Rolling a joint was often a communal act, sharing stories and spit in close proximity, something that had been lost in the isolation of quarantine.

I’m Changing My Relationship With Getting High

In the past six months, after 10 years of daily smoking, I’ve finally started to reconfigure my relationship with the plant. I know now that it’s the people I cherish, not the high. L.A. has proven itself a sort of existential reckoning. There’s the endless cornucopia of herbs, tinctures, dabs, extracts, ointments, edibles—all an app away and comparatively affordable. But the problem isn’t the weed itself. L.A. provides a lot of indulgences to numb away the constant droll of a seasonless Alexandria. I understand the desire to lose time, especially these days.

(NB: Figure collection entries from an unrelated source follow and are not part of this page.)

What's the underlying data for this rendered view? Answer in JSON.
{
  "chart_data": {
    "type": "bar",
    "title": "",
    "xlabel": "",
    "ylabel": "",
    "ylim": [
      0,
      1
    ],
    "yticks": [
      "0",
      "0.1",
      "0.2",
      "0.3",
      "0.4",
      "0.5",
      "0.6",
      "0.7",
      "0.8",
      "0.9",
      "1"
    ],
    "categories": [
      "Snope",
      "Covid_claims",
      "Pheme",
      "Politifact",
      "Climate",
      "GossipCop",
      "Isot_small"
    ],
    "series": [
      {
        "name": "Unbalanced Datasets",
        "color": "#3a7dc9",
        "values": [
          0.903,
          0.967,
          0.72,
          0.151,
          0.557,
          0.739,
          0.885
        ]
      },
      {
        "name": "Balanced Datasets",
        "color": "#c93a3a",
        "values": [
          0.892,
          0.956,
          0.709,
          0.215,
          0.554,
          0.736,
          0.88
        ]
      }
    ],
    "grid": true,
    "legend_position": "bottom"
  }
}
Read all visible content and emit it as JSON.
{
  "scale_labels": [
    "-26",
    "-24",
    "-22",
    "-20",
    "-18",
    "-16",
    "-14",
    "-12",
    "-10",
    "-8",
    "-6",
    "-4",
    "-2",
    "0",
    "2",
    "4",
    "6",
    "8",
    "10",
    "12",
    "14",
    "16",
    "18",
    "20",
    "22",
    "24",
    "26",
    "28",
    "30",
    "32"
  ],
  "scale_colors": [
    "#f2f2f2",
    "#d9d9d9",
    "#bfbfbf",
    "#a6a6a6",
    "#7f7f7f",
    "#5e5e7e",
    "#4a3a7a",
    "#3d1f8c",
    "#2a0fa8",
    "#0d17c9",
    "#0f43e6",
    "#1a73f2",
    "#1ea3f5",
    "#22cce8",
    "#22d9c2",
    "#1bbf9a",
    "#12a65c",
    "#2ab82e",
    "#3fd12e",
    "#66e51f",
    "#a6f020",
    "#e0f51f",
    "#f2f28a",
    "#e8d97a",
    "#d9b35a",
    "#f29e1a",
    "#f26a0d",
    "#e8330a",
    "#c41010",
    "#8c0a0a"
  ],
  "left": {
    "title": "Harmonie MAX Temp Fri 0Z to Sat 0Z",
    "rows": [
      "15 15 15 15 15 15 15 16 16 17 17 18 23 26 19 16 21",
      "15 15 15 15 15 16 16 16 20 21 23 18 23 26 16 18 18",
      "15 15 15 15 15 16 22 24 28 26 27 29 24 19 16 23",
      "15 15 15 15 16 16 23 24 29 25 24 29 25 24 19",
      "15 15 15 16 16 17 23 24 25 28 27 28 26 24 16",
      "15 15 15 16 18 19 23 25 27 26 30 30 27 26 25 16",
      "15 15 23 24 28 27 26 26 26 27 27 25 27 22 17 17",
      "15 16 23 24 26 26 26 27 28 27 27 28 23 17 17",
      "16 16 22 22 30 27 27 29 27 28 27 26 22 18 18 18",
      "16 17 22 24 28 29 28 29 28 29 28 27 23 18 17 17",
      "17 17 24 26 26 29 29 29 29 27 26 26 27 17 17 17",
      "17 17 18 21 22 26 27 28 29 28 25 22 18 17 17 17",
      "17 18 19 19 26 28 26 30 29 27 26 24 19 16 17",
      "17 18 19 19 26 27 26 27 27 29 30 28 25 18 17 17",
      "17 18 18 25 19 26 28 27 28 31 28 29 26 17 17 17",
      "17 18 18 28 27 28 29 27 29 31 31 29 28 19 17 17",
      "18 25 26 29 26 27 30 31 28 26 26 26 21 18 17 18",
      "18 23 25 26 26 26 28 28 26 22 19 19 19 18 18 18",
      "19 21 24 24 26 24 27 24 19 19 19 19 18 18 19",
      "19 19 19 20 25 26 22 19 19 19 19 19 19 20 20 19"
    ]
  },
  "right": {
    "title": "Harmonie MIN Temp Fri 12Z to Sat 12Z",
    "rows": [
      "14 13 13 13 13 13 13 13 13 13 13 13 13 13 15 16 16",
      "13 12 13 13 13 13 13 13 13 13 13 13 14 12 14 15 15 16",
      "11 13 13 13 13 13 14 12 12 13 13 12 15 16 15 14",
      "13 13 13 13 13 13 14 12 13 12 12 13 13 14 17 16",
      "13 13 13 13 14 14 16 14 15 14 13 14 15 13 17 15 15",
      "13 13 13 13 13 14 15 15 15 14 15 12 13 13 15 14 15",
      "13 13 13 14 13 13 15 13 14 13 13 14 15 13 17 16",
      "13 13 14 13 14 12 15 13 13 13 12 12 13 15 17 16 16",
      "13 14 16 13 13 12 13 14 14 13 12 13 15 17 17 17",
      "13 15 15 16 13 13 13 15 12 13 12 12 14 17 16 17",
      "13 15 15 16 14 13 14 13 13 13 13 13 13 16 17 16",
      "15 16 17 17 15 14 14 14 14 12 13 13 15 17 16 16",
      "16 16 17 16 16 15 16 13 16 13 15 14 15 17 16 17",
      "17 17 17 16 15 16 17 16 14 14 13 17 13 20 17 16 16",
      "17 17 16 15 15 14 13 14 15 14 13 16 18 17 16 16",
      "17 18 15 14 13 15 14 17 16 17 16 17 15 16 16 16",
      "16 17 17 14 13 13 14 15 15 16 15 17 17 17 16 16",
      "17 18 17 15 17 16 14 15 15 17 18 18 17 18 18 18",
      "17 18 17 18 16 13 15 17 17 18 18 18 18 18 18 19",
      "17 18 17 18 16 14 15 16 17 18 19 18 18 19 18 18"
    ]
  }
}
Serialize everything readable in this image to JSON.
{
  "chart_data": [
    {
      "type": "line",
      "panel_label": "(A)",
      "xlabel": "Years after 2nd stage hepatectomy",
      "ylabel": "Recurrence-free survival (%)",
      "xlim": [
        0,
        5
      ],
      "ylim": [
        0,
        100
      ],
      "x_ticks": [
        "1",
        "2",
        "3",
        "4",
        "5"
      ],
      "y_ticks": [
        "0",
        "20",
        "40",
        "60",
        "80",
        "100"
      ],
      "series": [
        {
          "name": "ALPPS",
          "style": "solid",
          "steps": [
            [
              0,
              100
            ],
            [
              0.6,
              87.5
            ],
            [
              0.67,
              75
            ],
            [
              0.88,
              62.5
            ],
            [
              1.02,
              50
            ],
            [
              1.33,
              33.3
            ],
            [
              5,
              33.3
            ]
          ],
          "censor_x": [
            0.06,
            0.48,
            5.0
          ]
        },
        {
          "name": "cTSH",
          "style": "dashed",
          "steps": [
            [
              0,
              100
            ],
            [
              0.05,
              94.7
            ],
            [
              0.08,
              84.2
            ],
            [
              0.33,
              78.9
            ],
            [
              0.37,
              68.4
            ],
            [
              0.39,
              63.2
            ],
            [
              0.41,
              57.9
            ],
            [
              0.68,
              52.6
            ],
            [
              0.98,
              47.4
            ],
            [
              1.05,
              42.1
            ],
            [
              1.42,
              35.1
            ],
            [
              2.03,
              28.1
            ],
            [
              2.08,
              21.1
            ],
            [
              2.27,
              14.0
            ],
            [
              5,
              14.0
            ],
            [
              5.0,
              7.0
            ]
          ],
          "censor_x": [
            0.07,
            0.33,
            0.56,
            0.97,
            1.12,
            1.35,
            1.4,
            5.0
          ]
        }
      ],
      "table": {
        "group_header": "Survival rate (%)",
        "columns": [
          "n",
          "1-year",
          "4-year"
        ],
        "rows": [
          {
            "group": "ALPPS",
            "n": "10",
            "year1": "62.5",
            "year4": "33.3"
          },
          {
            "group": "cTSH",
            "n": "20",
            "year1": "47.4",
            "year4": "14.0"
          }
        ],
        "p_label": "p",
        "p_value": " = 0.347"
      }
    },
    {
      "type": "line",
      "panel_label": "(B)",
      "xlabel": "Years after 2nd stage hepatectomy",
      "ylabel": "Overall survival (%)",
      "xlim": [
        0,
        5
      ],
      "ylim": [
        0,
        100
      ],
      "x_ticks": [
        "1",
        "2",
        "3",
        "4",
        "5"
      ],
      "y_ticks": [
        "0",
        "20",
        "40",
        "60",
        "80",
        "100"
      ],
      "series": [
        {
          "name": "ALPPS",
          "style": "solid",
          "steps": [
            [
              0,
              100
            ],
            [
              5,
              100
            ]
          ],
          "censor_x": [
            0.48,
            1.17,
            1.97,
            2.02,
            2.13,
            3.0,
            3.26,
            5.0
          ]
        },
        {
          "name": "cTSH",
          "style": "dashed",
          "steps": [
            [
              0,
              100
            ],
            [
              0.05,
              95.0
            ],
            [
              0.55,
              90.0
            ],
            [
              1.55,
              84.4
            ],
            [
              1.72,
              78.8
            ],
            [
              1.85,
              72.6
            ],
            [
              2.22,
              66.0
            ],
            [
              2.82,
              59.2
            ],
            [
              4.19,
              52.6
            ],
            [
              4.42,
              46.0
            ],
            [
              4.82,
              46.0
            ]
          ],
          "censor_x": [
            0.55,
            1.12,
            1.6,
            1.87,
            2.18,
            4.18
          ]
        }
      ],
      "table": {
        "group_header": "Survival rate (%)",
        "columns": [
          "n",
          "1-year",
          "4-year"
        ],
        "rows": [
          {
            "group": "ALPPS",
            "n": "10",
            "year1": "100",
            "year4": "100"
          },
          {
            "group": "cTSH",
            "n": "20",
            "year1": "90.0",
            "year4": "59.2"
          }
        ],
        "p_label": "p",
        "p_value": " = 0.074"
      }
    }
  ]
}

Without discipline, it’s easy to lose yourself to the vast indulgences offered by the city. Earlier this year, something shifted. Throughout the years, I attempted little breaks from weed but never succeeded for more than three days. But one day, fraught with generalized existential pandemic despair, I sat on my floor and lit a candle and prayed. Not specifically about weed but for change. We lost so much these past two years, and I didn’t want to lose anymore. So I prayed. Three days passed, and I had no cravings—then a week, then a month. I pick up the habit again every now and then, but my relationship with weed has been fundamentally altered. No longer a daily supplement, I treat the plant as I should—a positive and occasional relief, like a glass of wine at the end of a work week.